The presence of hemianesthesia, hemianopia & sensory hemiataxia suggests damage to the following:
- A. internal capsule
- B. thalamus opticus
- C. spinal cord
- D. black substance
Correct Answer: B
Rationale: Thalamus opticus is the correct answer because it is a key relay station for sensory information, including pain, temperature, and visual signals. Damage to the thalamus can result in hemianesthesia (sensory loss on one side), hemianopia (visual field loss on one side), and sensory hemiataxia (loss of coordination on one side) due to disrupted sensory processing.

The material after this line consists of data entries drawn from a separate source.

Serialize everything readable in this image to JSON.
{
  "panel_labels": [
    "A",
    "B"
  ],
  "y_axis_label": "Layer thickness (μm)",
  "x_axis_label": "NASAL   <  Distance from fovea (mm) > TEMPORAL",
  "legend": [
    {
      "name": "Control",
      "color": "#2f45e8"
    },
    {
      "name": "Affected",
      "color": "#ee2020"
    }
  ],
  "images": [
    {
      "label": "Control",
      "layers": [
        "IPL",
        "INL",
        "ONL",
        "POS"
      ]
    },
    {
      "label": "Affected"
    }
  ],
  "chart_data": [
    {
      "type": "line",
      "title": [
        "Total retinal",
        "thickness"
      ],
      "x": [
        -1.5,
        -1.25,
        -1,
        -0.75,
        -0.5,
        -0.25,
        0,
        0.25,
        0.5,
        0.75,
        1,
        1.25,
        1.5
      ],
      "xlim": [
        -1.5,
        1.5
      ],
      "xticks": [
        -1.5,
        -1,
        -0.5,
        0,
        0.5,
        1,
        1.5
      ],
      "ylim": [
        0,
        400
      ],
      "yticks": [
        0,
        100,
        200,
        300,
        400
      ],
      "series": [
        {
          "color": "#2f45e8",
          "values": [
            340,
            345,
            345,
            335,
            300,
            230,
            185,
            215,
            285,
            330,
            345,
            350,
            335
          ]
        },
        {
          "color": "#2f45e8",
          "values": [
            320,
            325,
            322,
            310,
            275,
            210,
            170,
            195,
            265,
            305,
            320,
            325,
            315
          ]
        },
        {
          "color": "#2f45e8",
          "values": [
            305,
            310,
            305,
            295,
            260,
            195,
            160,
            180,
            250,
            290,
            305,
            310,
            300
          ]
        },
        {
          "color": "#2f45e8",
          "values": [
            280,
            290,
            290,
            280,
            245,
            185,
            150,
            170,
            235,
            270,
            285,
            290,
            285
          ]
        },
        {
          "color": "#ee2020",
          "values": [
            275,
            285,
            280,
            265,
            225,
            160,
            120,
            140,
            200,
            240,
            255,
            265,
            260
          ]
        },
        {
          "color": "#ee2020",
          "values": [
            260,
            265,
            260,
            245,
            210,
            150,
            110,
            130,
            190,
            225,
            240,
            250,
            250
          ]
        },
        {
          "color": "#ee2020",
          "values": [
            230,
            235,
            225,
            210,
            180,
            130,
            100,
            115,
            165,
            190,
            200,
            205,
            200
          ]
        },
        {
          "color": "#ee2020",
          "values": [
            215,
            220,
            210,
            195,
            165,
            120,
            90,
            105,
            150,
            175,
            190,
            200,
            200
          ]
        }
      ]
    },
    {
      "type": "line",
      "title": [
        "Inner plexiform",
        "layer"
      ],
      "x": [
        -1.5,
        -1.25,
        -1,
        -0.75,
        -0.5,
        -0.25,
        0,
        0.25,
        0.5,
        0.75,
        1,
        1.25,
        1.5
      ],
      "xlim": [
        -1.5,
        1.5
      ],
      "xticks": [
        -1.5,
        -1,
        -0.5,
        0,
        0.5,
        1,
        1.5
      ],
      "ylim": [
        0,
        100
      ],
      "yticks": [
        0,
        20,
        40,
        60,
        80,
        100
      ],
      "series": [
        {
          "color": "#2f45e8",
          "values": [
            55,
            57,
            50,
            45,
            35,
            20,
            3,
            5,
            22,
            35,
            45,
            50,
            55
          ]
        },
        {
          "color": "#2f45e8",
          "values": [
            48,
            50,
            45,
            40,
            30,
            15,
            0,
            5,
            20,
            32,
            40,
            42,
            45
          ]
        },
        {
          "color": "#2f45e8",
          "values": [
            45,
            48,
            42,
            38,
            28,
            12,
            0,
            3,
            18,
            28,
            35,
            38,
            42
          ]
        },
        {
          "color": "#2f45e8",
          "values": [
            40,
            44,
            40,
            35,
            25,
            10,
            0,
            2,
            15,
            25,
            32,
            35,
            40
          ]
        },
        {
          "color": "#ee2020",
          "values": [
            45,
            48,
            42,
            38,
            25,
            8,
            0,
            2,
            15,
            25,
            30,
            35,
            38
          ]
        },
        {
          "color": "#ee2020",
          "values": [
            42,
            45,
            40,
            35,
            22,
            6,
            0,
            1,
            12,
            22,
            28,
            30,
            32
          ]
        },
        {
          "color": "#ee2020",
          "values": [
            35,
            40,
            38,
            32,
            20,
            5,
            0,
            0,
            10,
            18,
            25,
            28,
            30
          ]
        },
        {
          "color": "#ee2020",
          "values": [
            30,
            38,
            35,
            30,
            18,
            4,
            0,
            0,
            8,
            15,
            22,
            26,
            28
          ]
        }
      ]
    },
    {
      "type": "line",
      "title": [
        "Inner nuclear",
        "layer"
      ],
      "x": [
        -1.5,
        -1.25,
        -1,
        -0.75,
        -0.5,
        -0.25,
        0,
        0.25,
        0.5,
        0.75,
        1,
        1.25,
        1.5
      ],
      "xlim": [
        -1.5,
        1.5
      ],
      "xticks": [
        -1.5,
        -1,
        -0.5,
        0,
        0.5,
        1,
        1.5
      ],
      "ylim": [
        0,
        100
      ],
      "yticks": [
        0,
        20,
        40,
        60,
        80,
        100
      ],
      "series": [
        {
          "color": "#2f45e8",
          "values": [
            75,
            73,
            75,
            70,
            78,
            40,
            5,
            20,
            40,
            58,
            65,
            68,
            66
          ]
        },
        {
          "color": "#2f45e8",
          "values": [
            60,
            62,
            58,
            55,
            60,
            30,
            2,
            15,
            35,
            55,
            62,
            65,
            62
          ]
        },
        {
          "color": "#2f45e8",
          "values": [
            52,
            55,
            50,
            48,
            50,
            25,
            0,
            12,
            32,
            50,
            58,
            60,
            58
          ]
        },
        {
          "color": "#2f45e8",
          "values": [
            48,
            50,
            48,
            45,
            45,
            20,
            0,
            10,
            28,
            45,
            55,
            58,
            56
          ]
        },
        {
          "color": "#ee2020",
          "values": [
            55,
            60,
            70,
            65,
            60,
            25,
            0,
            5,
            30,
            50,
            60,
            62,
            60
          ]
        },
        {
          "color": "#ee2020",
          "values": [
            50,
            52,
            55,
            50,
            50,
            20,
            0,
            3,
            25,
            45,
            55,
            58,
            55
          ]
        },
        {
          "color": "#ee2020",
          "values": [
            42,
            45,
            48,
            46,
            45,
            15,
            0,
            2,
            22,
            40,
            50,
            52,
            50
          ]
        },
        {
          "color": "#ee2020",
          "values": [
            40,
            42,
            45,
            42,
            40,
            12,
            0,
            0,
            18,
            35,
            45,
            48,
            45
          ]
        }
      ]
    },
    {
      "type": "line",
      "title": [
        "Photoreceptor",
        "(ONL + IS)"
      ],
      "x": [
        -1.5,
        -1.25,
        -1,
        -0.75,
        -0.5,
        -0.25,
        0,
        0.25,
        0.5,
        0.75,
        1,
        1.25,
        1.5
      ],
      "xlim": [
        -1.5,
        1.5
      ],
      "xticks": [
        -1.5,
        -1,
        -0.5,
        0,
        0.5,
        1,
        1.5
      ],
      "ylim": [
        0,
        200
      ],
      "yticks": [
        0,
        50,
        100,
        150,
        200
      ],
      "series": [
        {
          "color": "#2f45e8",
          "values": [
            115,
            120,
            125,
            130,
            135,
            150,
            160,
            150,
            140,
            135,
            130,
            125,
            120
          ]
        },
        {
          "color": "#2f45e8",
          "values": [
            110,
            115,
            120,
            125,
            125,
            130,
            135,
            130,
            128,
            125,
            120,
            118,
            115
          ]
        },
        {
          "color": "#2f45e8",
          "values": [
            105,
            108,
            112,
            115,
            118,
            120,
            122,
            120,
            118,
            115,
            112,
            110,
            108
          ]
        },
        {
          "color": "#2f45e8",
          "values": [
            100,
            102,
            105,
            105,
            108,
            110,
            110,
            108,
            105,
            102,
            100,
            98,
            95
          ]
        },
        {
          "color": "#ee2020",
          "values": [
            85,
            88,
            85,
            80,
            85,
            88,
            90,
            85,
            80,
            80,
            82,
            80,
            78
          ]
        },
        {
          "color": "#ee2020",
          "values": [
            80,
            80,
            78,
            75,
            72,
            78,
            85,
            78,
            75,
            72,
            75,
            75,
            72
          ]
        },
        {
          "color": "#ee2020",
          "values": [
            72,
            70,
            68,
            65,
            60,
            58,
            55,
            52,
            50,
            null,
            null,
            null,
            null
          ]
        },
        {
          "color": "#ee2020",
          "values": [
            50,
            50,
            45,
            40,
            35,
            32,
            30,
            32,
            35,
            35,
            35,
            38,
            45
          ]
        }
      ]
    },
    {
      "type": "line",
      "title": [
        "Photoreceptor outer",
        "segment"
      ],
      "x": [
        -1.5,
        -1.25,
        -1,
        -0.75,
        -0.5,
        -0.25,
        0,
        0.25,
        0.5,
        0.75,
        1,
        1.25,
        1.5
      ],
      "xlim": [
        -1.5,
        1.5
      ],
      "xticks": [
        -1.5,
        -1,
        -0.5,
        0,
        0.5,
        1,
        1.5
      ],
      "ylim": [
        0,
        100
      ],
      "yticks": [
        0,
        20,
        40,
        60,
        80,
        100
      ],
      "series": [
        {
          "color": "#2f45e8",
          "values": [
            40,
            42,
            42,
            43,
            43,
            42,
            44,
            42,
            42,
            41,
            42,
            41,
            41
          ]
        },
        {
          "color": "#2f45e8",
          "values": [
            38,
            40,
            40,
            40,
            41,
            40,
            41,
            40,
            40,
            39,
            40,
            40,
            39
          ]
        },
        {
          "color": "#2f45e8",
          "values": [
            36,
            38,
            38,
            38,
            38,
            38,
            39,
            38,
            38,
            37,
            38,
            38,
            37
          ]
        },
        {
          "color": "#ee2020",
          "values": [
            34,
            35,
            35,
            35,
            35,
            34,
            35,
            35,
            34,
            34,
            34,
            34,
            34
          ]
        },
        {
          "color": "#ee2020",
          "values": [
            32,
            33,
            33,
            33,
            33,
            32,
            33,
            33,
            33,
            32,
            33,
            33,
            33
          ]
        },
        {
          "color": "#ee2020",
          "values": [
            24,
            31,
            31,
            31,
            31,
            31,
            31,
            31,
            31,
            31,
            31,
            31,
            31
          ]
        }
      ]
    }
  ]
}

Those reflex actions which involve brain are called:
- A. Stimulus
- B. Cerebral reflexes
- C. Spinal reflexes
- D. Reflex arc
Correct Answer: B
Rationale: Cerebral reflexes are the correct answer because they involve the brain in processing and responding to stimuli. These reflexes occur in organs connected directly to the brain, such as the eyes and ears, and are more complex than spinal reflexes, which do not require brain involvement.
What is a normal response when testing cranial nerve IX (Glossopharyngeal nerve) and X (Vagus nerve)?
- A. The uvula should remain midline when the patient says "ah."
- B. The patient should be able to smell different scents.
- C. The patient should have normal hearing.
- D. The patient should exhibit symmetrical facial expressions.
Correct Answer: A
Rationale: Cranial nerves IX and X are tested by observing the uvula's position when the patient says "ah." A midline uvula indicates normal function. Smell, hearing, and facial expressions are assessed by other cranial nerves.